Temperance beamed and a small blush crept into her cheeks. “That might be the sweetest thing you’ve ever said to me, Jakob.”

“I didn’t intend it as a compliment,” he replied tersely, “though I am glad you are alive.” He paused, frown deepening as he regarded her. “But I do wonder why you were wandering around all by yourself when the Red Hands are obviously out in force.”

Temperance wrinkled her nose and scrunched up her face. “They kicked me out again,” she said.

Jakob looked utterly unfazed by the revelation. “What did you do this time, I wonder?”

“Hardly an offense worthy of expulsion. It’s not even really my fault. Jackson got a little handsy with me, so I cut off his hands to teach him a lesson,” she said nonchalantly as though she were discussing the weather and not maiming another human being. “He survived and the Skin Scribe managed to reattach both limbs, so I’m not sure why everyone made such a fuss.”

“I’ve learned that people can be funny about that sort of thing,” Croc agreed, slipping into the last open seat. “A while back, I was helping this Delver named Francis and Francis had one of his arms ripped off in a machinery room on the second floor. I ended up eating the limb, because it was right there, and it was just going to go to waste. But with the way Francis reacted, you’d have thought I was the one that ripped his arm off.

“Long story short, Francis freaked out, called me a ‘fleshy abomination’—whatever that’s supposed to mean—then ran headlong into a ravenous pack of Skitters, who finished the job. It was a very confusing experience, overall, though I did learn some valuable lessons about human sensibilities and boundaries. Turns out they are extremely attached to their limbs, on account of the fact that they can’t spontaneously regrow them the way a mimic can.”

“I can also regrow my limbs,” Jakob noted.

“This is why no one likes Cendrals, Jakob,” Temperance said, tossing her hands up. “They always make everything about themselves. We all know you can regrow your bloody limbs and no one is impressed.”

“I’m a little impressed,” Croc mumbled.

Jakob stoically ignored her needling. “How long did they excommunicate you for this time?”

Temperance soured and folded her arms across her chest. “Indefinitely, not that it’s any of your business. Wraith was not at all pleased by my ‘antics,’—she air quoted the word—“especially since Jackson happens to be his biological brother. Though how two people ended up Noclipping together is beyond me.” She scowled at the table as though it had personally offended her. “But it doesn’t matter. I have a way back in. Wraith gave me an assignment and said all will be forgiven if I can resolve a tiny issue they’re dealing with.”

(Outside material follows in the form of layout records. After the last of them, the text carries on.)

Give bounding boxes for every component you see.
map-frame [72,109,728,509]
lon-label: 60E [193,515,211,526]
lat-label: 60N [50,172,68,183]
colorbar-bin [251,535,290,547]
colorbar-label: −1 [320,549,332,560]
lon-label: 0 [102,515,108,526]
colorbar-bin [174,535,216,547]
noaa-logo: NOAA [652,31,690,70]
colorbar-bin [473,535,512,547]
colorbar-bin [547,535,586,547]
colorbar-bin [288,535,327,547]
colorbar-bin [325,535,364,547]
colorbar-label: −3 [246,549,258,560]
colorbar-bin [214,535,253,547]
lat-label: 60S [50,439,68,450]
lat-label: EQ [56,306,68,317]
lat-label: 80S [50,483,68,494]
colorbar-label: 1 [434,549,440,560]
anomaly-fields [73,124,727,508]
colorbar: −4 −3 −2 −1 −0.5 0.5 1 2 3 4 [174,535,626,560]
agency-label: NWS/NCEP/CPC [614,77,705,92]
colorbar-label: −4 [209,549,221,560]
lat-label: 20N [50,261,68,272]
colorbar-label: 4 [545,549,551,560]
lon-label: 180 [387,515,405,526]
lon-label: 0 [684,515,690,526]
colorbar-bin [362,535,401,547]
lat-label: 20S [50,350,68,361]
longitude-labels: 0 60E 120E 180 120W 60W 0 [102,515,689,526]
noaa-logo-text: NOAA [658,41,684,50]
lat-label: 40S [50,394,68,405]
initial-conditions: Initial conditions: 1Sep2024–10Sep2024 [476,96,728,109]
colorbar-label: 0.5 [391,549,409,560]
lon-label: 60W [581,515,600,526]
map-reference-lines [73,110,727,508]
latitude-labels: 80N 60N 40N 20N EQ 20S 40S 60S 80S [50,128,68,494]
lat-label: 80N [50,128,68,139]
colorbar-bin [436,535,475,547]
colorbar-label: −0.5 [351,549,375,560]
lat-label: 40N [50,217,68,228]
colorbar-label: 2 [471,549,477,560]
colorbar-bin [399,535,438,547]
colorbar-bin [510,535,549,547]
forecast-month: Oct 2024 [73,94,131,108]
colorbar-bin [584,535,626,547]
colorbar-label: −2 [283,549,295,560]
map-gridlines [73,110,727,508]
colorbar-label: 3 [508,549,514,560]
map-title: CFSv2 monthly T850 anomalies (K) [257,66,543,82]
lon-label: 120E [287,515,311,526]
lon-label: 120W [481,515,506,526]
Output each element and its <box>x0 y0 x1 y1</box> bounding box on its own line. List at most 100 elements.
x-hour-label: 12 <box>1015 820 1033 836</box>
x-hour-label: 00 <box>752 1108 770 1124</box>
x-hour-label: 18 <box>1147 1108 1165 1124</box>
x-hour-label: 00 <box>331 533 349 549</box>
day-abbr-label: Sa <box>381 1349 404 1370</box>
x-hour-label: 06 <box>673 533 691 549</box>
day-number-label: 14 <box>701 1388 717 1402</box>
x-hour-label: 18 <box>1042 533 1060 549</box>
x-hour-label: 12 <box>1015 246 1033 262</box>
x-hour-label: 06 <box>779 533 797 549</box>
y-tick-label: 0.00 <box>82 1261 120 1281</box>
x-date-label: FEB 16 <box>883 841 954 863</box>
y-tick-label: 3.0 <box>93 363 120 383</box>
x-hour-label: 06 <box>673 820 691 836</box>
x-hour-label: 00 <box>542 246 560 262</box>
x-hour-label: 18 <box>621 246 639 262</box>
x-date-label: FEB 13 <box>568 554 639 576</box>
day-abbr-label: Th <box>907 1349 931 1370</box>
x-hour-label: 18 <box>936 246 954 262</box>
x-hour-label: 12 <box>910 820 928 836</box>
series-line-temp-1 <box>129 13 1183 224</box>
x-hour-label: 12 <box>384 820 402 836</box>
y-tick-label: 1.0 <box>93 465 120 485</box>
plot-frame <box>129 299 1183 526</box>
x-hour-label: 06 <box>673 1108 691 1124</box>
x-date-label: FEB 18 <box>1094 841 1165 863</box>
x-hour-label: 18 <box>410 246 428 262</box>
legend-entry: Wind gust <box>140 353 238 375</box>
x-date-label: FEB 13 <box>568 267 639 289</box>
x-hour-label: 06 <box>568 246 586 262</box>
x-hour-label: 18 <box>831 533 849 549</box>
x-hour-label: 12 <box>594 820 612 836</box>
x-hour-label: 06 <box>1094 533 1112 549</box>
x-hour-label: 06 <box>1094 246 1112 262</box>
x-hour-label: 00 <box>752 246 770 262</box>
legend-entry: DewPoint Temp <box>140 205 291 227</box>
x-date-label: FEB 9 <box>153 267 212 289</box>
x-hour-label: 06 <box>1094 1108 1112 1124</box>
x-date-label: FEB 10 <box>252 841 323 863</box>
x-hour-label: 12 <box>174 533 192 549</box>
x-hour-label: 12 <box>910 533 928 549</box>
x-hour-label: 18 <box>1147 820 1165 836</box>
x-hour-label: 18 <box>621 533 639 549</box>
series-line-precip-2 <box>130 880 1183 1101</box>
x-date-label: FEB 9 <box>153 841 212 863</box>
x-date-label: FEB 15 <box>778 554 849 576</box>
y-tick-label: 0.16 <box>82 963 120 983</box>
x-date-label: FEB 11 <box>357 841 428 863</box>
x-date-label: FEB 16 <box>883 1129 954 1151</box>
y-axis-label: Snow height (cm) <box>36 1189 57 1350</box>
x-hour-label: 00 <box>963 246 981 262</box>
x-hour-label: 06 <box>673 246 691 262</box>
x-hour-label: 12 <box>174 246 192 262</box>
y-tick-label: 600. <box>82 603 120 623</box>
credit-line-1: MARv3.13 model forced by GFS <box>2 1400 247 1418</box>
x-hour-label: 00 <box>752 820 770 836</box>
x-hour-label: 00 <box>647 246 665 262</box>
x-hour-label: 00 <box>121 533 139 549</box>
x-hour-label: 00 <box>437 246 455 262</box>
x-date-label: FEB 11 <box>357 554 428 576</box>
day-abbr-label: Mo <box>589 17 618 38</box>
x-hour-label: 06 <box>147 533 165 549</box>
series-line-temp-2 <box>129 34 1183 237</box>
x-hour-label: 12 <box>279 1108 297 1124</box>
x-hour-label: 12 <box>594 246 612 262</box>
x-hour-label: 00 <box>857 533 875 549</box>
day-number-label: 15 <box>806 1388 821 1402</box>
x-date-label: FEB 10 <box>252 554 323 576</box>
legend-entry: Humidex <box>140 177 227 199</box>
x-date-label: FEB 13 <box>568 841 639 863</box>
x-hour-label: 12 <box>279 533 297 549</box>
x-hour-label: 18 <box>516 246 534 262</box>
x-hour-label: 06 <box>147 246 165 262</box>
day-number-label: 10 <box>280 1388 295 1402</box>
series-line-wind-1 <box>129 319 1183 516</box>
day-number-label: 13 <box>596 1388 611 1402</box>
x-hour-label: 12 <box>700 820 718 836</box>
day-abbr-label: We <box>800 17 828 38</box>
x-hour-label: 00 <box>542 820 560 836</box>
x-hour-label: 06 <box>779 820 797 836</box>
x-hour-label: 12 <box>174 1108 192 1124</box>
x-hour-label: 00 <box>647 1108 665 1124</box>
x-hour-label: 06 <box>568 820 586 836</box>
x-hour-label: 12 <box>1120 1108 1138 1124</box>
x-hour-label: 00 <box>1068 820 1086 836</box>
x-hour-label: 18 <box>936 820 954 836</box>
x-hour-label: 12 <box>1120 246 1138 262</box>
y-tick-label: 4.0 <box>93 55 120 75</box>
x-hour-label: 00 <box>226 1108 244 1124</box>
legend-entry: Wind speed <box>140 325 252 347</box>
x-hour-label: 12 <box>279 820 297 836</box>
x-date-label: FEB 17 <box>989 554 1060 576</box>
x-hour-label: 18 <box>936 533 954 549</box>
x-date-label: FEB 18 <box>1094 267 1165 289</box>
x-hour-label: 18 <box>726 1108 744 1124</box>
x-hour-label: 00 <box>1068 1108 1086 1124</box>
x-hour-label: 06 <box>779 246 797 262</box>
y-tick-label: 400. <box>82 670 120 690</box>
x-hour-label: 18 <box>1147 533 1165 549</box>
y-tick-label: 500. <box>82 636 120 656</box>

“It sounds like this Wraith guy is the person I need to talk to about setting up shop in the Hold,” I said idly, swirling my coffee.

Temperance snorted. “If that’s what you’re after down on seven, you might as well cut your losses and move on to a different floor. You’ll never make it through the front gates.”

“Why is that?” Jakob asked, leaning forward, his interest piqued. “It’s been several years since I paid the Hold a visit, but I remember them being rather welcoming to outsiders.”

“Things change,” Temperance replied. “Especially lately. Everyone is on edge. There are whispers of war brewing between the sovereigns. They’ve locked down the Hold. No one in, no one out. Not for the foreseeable future, anyway. They might bend the rules for you, Jakob, but they’ll never let him in. Especially since he’s the one stirring up all the trouble.

“They hate the Aspirants as much as anyone, but Wraith isn’t going to risk starting a war for an outsider. Although…” She trailed off, and I could see the wheels turning in her head. “Maybe there’s a way we could help each other.” A cruel, conniving smile stretched across her face and she steepled her fingers in a way that reminded me strongly of an evil villain about to start monologuing. “Tell me, Discount Dan, what are your feelings on the Blight?”